The viewing deck of The Shard at London Bridge costs a dizzyingly high £32 each!
I asked what the cost of the ticket included and was met with a blank stare “the view of course” he said in a ‘fick souf’ London accent, which btw, I can say, ‘cause I am one, init. Needless to say, we didn’t feel compelled to pay the 32 quid, I can think of better ways to spend that kind of money.
Talking of which, the cost of entry into the many blockbuster exhibitions around town including the National Galley, Portrait Gallery and TATE is now £18!
Walking towards Tower Bridge through the glass canyons of London Bridge we circled City Hall. Former Mayor of London and sometime ‘commie’ resident, Ken Livingstone called it ‘the glass testicle’ which I quite like, though I also know it as ‘the onion’, ‘the headlamp’ and ‘the snail’. I like to think of it as ‘the slinky’, coiled up and leaning comically back from the Thames.

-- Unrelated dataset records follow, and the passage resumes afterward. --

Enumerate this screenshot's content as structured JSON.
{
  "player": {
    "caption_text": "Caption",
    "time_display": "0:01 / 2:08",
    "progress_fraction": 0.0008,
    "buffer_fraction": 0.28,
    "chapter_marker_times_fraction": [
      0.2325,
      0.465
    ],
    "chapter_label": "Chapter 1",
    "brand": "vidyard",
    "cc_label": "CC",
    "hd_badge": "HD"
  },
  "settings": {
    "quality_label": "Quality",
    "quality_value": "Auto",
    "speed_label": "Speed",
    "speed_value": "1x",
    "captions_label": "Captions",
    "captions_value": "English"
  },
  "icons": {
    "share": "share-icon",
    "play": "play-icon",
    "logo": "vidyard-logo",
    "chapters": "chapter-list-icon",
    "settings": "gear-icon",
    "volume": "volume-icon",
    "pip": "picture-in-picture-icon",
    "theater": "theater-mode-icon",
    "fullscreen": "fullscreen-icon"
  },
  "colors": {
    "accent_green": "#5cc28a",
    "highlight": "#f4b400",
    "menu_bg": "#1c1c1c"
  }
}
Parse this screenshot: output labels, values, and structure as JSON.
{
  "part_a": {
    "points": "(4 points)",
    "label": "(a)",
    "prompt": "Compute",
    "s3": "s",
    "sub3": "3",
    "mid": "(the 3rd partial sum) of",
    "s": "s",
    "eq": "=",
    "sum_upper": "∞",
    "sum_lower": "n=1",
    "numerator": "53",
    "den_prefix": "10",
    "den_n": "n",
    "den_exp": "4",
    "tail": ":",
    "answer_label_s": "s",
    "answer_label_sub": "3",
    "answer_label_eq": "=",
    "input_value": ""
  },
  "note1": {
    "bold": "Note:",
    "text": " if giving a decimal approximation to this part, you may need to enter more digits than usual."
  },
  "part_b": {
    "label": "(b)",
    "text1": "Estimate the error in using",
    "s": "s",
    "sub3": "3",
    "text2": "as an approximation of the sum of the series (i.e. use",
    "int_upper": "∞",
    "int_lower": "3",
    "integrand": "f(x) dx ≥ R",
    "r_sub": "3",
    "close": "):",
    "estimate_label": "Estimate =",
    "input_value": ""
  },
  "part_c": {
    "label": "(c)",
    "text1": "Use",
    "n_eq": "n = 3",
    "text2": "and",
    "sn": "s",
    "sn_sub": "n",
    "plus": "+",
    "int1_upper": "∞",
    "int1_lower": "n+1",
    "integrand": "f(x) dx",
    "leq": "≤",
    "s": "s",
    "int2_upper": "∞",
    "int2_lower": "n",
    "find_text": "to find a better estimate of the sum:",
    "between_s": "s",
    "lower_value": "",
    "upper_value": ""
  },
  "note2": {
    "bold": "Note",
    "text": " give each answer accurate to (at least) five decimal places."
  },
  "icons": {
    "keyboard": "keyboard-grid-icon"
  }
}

Standing under Tower Bridge I’m reminded of a wonderfully silly story that you may have heard of too. Probably untrue, but a giggle anyway. In 1967, a swanky rich American, Robert P. McCulloch, a Missouri-born chainsaw tycoon, paid the Greater London Council $2.5m for what he believed to be Tower Bridge, the far more striking and iconic bridge on the Thames. He then spent some $7m more to have ‘London Bridge’ dismantled, the blocks numbered, trimmed to size and lugged across the Atlantic. It now sits in the channel between Thompson Bay and Lake Havasu in Arizona.
Did McCulloch buy the wrong bridge? Who knows, but here we are today standing underneath possibly the most iconic city bridge in the world.